Online and mobile banking have forever transformed the way people bank, but the digital evolution has a dark side: it is increasingly creating new opportunities for fraudsters to hack into accounts.
Text messaging and email are increasingly becoming vehicles for phishing scams in which fraudsters send phony messages to bank customers and fool them into providing login credentials or account information. Mobile check deposit is touted for its convenience, but it has also created opportunities for "double-dipping" in which thieves scan images of checks into one account and cash the physical checks elsewhere.
"In the banking industry, we compete on how easy it is for new customers to find us and make deposits with us, to switch from their previous financial institution to our bank," points out Aaron Glover, senior analyst for fraud risk management at SunTrust Banks in Atlanta. "By making it easier for our customer, we may be inadvertently making it easier for fraudsters."
Of course, fear of fraud has been a concern since the dawn of Internet banking, but these fears have escalated as technology has advanced and consumers have grown more comfortable accessing their accounts and communicating with their banks through multiple channels.
Meanwhile, thwarting attacks is an ongoing challenge. Fraudsters have become more sophisticated and more knowledgeable about banks' practices — for instance, they know when and how they call customers to verify fund transfers — and banks, whose technology budgets are stretched thin, sometimes struggle to put up adequate defenses.
Still, some banks are coming up with some creative approaches to security, developing programs in which they are setting traps for criminals and hiring people with nontraditional skill sets to be fraud analysts.
Others are more focused on educating customers on how to detect scams and to be more vigilant about protecting their information.
James Gordon, the chief technology officer at the $1.2 billion-asset Needham Bank in Massachusetts, says he wants to develop a code of ethics that would spell out all the ways the bank would or would not communicate with customers. For instance, he says the bank would never ask for a customer's Social Security number via text message or email, so if customers were to receive messages asking for such information they would know instantly that it's a phishing attempt. Gordon envisions distributing this code as an in-branch brochure that would be handed out to new customers, or as a statement stuffer.
"The multitude of channels offered — text message, phone call, email, voice call — is a confusing point for customers," says Gordon. "They don't know exactly how you might reach them next and they're unprepared for what the channel or the tone will be," making it harder to discern fake messages from real ones.
Online account opening is one point of vulnerability. Here the customer does not have to go into a branch but opens a deposit relationship with a bank straight from its website. Much of the information a bank would use to verify a customer is in databases such as LexisNexis's repository of legal and public records-related information.
Atlanta, Ga.-based LexisNexis was breached last year by an identity theft service that sells Social Security numbers, birth records, and other sensitive information on U.S. citizens. Anybody who was able to grab or buy this stolen data could potentially open an account using someone else's identity.

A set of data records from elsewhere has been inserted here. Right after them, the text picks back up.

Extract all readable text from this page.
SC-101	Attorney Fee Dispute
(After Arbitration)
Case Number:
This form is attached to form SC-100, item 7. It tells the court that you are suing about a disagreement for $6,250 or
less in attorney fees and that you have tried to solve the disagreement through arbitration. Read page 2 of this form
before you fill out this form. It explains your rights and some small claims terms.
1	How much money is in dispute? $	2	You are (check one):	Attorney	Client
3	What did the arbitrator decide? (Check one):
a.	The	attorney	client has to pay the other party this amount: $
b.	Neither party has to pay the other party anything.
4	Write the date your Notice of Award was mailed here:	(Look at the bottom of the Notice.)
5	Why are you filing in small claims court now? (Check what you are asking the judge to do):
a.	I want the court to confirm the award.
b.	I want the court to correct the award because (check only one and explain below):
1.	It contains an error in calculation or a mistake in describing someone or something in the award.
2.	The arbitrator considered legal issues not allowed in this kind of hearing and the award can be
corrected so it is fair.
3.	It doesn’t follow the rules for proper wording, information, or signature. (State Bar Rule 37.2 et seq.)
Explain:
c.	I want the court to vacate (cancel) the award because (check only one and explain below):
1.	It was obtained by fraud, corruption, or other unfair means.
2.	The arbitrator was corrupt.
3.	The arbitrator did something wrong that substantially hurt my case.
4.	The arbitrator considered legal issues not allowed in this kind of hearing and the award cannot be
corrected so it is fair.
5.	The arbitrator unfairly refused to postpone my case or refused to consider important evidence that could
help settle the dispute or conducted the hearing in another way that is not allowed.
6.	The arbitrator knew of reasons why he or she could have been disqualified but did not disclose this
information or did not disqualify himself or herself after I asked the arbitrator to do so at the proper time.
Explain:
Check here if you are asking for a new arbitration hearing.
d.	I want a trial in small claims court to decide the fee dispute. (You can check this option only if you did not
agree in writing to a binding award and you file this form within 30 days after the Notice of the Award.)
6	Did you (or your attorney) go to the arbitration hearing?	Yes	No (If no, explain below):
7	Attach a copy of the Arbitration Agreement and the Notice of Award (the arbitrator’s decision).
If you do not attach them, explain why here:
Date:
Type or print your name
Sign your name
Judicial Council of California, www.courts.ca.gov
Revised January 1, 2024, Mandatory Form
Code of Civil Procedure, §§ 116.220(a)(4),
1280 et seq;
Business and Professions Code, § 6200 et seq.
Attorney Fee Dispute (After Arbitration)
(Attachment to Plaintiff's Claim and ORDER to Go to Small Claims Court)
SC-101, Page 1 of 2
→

Mobile check deposit is another point of potential weakness fraudsters are more actively testing. In one recent case of double dipping, a man in Louisville, Ky., apparently used mobile remote deposit capture and a Bank of America account to deposit 32 Western Union money orders, then took those money orders to a Kroger grocery store and got cash for them.
There's also been a rash of fraudulent online wire transfers lately, with criminals using call forwarding to make sure that when the bank calls the customer to verify a transfer, the call actually goes to the criminals themselves or their associates.
"Phone number forwarding has been a huge challenge for our bank and others because it's outside of our control," Glover says.
In March, a Bank of Montreal customer shared with the Huffington Post his story of being a victim of wire transfer fraud and losing $87,500 of inheritance money.
The customer, Bruce Taylor, a Canadian engineering consultant who lives and works in Texas, was in a Houston hospital having open heart surgery while his account was being drained. He had inherited money that was held in BMO term deposits, then automatically deposited in a Canadian savings account when the investments matured.
In August, someone emailed Taylor's BMO investment adviser, using Taylor's email address, saying he needed the money wired to his cousin immediately. (The email and follow-up faxes contained spelling and grammatical errors.) The bank asked for a phone number to verify the transfer — and got a phony one.
After the confirmation call, a BMO employee approved and sent two wire transfers, for $47,500 and $40,000, four days apart.